Comment 2 Anne 2011-06-25 09:52:38 UTC
This used to be in Web Forms 2.0 (and Opera). We dropped it to make the specification simpler. It also gave problems with radio buttons and checkboxes, if I remember correctly.
Comment 3 Aryeh Gregor 2011-06-26 22:19:21 UTC
Not sure if the use-case is compelling, particularly since it could easily be done by script.  Generally if something is doable by script, we require that it be very commonly needed before we're willing to add a declarative way to do it.  I encourage you to provide as many distinct, common use-cases as possible to make a case for your proposal.  The one you gave is a good start.
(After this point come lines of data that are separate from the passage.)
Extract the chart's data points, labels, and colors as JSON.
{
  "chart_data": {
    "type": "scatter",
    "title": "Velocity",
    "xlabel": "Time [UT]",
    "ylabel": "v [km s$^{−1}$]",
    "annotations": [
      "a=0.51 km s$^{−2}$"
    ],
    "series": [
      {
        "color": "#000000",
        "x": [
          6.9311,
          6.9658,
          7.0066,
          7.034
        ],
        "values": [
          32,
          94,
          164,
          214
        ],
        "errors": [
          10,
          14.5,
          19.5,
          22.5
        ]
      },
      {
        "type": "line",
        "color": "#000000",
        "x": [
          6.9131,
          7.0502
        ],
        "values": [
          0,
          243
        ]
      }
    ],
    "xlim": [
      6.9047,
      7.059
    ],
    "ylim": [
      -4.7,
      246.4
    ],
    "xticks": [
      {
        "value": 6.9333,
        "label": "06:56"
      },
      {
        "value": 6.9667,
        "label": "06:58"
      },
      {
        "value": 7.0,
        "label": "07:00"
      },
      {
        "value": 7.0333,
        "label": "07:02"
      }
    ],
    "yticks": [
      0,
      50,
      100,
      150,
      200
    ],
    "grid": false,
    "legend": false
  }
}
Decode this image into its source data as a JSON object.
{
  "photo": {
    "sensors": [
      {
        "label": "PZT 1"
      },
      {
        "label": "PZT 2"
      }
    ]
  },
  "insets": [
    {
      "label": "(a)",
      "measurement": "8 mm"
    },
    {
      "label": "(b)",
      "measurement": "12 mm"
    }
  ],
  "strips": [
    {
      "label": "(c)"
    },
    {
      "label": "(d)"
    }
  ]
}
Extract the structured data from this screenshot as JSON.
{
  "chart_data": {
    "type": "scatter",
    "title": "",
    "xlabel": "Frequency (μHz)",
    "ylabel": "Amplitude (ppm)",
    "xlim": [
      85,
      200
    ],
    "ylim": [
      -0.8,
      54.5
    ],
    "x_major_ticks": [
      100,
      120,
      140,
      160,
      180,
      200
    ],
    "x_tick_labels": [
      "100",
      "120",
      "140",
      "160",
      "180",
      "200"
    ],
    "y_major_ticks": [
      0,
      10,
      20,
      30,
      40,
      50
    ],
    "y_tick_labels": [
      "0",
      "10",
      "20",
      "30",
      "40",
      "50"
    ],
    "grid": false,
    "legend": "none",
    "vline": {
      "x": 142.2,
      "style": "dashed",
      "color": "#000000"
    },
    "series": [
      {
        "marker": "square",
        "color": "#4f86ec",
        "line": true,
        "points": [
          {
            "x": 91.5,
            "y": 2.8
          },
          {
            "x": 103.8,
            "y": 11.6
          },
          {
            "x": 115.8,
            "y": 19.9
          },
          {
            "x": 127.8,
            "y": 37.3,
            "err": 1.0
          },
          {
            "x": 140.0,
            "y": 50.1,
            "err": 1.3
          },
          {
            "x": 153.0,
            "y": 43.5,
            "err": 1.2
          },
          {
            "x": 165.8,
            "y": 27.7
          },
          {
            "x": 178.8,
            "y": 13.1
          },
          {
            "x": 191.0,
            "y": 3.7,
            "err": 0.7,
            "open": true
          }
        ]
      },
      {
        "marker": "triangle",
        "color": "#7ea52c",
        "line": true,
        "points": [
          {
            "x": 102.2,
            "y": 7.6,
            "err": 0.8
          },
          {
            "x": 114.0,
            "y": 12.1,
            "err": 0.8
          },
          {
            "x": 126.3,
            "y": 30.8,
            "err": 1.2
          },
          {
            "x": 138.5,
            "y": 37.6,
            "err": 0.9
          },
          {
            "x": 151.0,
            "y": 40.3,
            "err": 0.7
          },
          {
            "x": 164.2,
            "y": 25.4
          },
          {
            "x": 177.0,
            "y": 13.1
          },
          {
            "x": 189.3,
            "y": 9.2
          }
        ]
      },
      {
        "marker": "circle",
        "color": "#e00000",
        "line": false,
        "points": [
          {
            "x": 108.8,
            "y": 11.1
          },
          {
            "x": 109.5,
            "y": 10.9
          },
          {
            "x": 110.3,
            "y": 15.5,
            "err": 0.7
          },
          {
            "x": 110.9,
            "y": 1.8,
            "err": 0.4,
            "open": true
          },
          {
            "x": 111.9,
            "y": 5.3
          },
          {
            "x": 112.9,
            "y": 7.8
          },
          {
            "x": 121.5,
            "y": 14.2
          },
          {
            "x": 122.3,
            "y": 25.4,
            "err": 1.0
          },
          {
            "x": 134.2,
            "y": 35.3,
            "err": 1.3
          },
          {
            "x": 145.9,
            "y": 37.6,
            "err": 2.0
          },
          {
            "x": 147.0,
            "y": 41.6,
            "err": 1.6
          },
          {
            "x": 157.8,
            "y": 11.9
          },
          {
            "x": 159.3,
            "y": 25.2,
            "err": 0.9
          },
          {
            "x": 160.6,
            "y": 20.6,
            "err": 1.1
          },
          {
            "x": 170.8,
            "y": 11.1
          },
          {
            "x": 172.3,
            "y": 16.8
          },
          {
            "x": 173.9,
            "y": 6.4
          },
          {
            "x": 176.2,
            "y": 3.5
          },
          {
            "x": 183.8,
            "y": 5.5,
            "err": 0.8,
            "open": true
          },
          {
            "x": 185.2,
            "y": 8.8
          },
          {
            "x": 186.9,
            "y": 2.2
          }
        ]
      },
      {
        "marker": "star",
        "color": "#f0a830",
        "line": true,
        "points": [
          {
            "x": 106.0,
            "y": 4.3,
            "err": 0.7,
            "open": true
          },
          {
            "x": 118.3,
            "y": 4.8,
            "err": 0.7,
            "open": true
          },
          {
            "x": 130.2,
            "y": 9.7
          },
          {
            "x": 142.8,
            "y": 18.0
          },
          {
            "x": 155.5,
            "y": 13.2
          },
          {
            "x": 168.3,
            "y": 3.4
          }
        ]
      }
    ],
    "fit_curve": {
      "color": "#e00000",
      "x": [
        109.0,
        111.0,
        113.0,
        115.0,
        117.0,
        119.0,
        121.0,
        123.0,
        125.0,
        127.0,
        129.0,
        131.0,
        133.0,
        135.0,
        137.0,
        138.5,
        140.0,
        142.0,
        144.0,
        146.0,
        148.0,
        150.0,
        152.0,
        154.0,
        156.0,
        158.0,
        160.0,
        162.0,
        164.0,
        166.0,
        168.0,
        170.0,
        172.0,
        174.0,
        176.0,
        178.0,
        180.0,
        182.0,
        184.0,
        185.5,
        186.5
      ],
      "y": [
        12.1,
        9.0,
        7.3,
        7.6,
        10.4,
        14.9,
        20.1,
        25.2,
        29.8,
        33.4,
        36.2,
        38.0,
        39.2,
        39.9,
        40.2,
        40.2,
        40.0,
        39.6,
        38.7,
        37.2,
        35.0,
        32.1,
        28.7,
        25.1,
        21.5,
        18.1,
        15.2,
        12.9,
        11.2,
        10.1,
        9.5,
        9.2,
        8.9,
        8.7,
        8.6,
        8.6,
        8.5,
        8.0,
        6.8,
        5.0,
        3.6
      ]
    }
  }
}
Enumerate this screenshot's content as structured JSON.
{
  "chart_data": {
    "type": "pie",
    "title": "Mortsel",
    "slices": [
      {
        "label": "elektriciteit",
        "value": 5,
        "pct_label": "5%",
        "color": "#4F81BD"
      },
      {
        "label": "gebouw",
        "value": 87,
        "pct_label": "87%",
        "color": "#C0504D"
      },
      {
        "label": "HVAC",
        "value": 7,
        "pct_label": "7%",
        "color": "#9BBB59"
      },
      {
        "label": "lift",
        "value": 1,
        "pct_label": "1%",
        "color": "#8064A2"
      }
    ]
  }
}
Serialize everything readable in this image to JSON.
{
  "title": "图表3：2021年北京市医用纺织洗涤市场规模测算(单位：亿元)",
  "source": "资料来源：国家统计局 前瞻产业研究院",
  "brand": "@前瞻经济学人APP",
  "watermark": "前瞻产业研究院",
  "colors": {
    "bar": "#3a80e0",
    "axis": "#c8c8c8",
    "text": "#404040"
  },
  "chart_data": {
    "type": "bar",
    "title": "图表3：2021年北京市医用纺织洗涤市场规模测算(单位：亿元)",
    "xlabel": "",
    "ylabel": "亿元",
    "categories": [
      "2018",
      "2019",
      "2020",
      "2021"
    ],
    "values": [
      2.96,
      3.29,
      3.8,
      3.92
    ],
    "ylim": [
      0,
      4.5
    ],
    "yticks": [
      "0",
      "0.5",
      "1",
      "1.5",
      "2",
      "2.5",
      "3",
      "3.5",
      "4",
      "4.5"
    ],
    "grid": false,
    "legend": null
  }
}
Comment 4 Michael[tm] Smith 2011-08-04 05:14:34 UTC
mass-move component to LC1
Comment 5 Ian 'Hixie' Hickson 2011-08-14 06:43:29 UTC
EDITOR'S RESPONSE: This is an Editor's Response to your comment. If you are satisfied with this response, please change the state of this bug to CLOSED. If you have additional information and would like the editor to reconsider, please reopen this bug. If you would like to escalate the issue to the full HTML Working Group, please add the TrackerRequest keyword to this bug, and suggest title and text for the tracker issue; or you may create a tracker issue yourself, if you are able to do so. For more details, see this document:
   http://dev.w3.org/html5/decision-policy/decision-policy.html

Status: Rejected
Change Description: no spec change
Rationale: As Anne says, we actually did this a few years ago. It was more trouble than it's worth and really there aren't as many use cases as you'd think. In practice you generally end up having to have script anyway so it's no big loss.